Ref: mod_headers [httpd.apache.org], mod_expires [httpd.apache.org], FilesMatch [httpd.apache.org], regular expressions tutorial [etext.lib.virginia.edu], caching tutorial [mnot.net], cacheability checker [ircache.net]

HTH,
Jim

stuart

6:44 pm on May 27, 2003 (gmt 0)

Thanks Jim. Sorry to ask more but is this 100% safe with search engines? Its abit beyond me but have help at hand.

stuart

jdMorgan

8:04 pm on May 27, 2003 (gmt 0)

stuart,

Search engines don't care* about no-cache and must-revalidate. They use the word "cache" in a different way - they really mean "temporary archive." This is evidenced by the fact that Google - for example - has a special on-page HTML <meta name="robots" content="noarchive"> tag that you must use if you don't want your page copied into the Google "cache." This is a completely different thing from proxy and browser caches.

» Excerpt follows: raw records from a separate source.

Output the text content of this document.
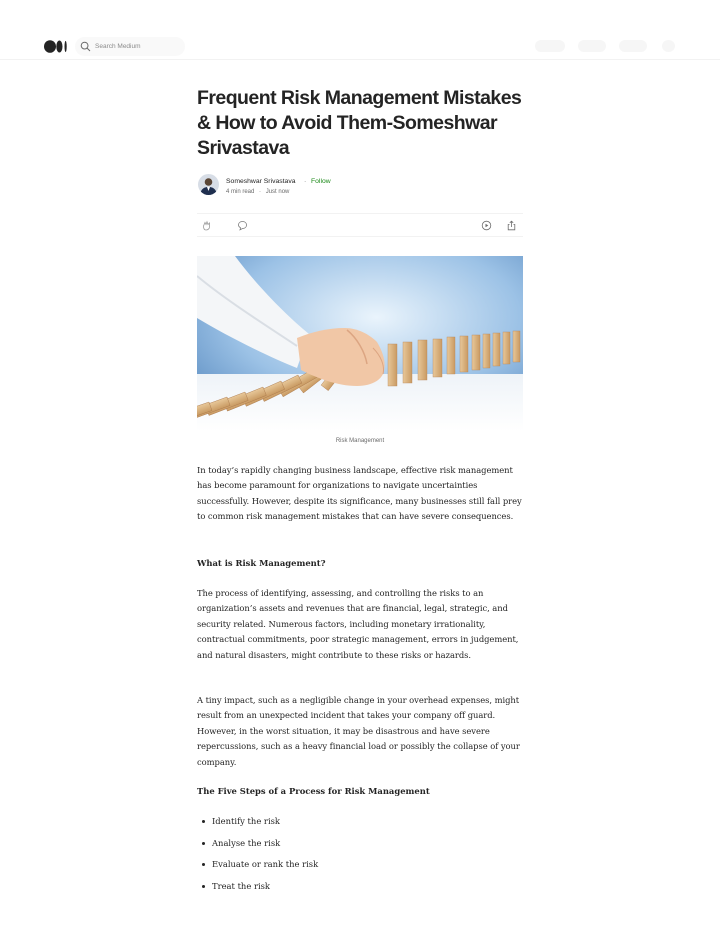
Search Medium
Frequent Risk Management Mistakes & How to Avoid Them-Someshwar Srivastava
Someshwar Srivastava · Follow
4 min read · Just now
Risk Management

In today’s rapidly changing business landscape, effective risk management has become paramount for organizations to navigate uncertainties successfully. However, despite its significance, many businesses still fall prey to common risk management mistakes that can have severe consequences.

What is Risk Management?

The process of identifying, assessing, and controlling the risks to an organization’s assets and revenues that are financial, legal, strategic, and security related. Numerous factors, including monetary irrationality, contractual commitments, poor strategic management, errors in judgement, and natural disasters, might contribute to these risks or hazards.

A tiny impact, such as a negligible change in your overhead expenses, might result from an unexpected incident that takes your company off guard. However, in the worst situation, it may be disastrous and have severe repercussions, such as a heavy financial load or possibly the collapse of your company.

The Five Steps of a Process for Risk Management
Identify the risk
Analyse the risk
Evaluate or rank the risk
Treat the risk
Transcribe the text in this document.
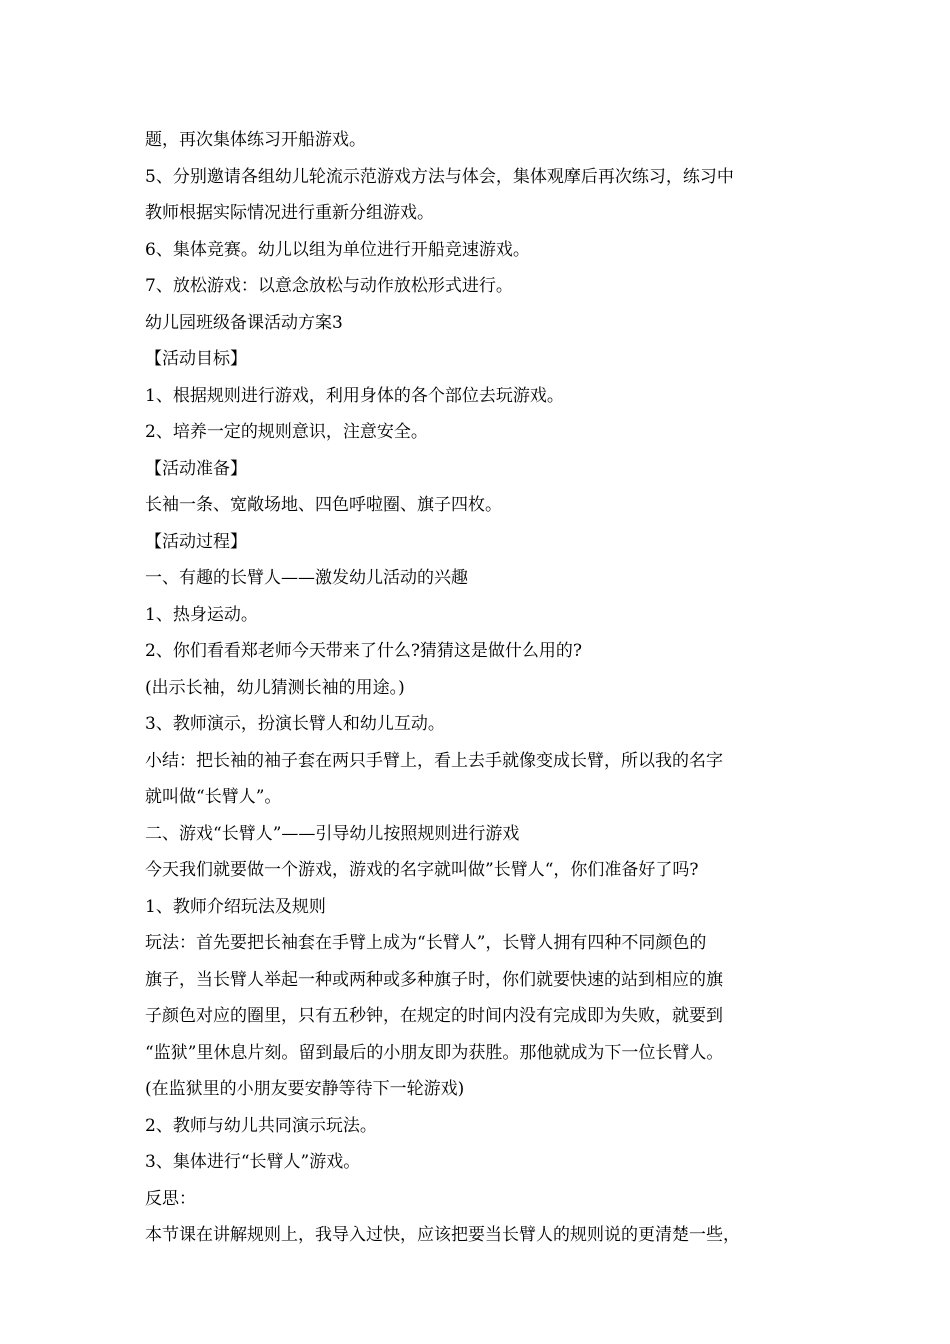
题，再次集体练习开船游戏。
5、分别邀请各组幼儿轮流示范游戏方法与体会，集体观摩后再次练习，练习中
教师根据实际情况进行重新分组游戏。
6、集体竞赛。幼儿以组为单位进行开船竞速游戏。
7、放松游戏：以意念放松与动作放松形式进行。
幼儿园班级备课活动方案3
【活动目标】
1、根据规则进行游戏，利用身体的各个部位去玩游戏。
2、培养一定的规则意识，注意安全。
【活动准备】
长袖一条、宽敞场地、四色呼啦圈、旗子四枚。
【活动过程】
一、有趣的长臂人——激发幼儿活动的兴趣
1、热身运动。
2、你们看看郑老师今天带来了什么?猜猜这是做什么用的?
(出示长袖，幼儿猜测长袖的用途。)
3、教师演示，扮演长臂人和幼儿互动。
小结：把长袖的袖子套在两只手臂上，看上去手就像变成长臂，所以我的名字
就叫做“长臂人”。
二、游戏“长臂人”——引导幼儿按照规则进行游戏
今天我们就要做一个游戏，游戏的名字就叫做”长臂人“，你们准备好了吗?
1、教师介绍玩法及规则
玩法：首先要把长袖套在手臂上成为“长臂人”，长臂人拥有四种不同颜色的
旗子，当长臂人举起一种或两种或多种旗子时，你们就要快速的站到相应的旗
子颜色对应的圈里，只有五秒钟，在规定的时间内没有完成即为失败，就要到
“监狱”里休息片刻。留到最后的小朋友即为获胜。那他就成为下一位长臂人。
(在监狱里的小朋友要安静等待下一轮游戏)
2、教师与幼儿共同演示玩法。
3、集体进行“长臂人”游戏。
反思：
本节课在讲解规则上，我导入过快，应该把要当长臂人的规则说的更清楚一些，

I have used a more-complicated version of the code I posted for years to control browser and proxy caching of my sites. It hasn't bumped me out of the top three listings yet!

* One exception: Do not set the expires time of your robots.txt file to a very short time. Anything under 30 minutes might cause a search engine to "give up" on spidering your site. In many cases, search engines will fetch your robots.txt and then come back a while later to actually fetch files from your site. If the timeout is too short, they may not want to risk violating your robots.txt if they can't fetch your pages before your robots.txt expires. This is a worst-case scenario, though.

The code I posted has robots.txt expiring in two hours, but my sites change frequently. You can set it for a couple of days (172800) if this worries you. However, I once had it set to expire after one second, and it stayed that way for a month. The only deleterious effect I saw was that the robots would fetch robots.txt, then a single file, then fetch robots.txt again, then another file, etc. I noted that they did not give up, even though the robots.txt file expired several seconds before they fetched a content file. So they were "forgiving" of my dumb mistake - thankfully.

Again, I've had absolutely no trouble and don't expect any, since my usage conforms with the specifications of how it's all supposed to work.

HTH,
Jim

stuart

8:32 pm on May 27, 2003 (gmt 0)

Fantastic information Jim, thank you. Another arrow to the bow.

stuart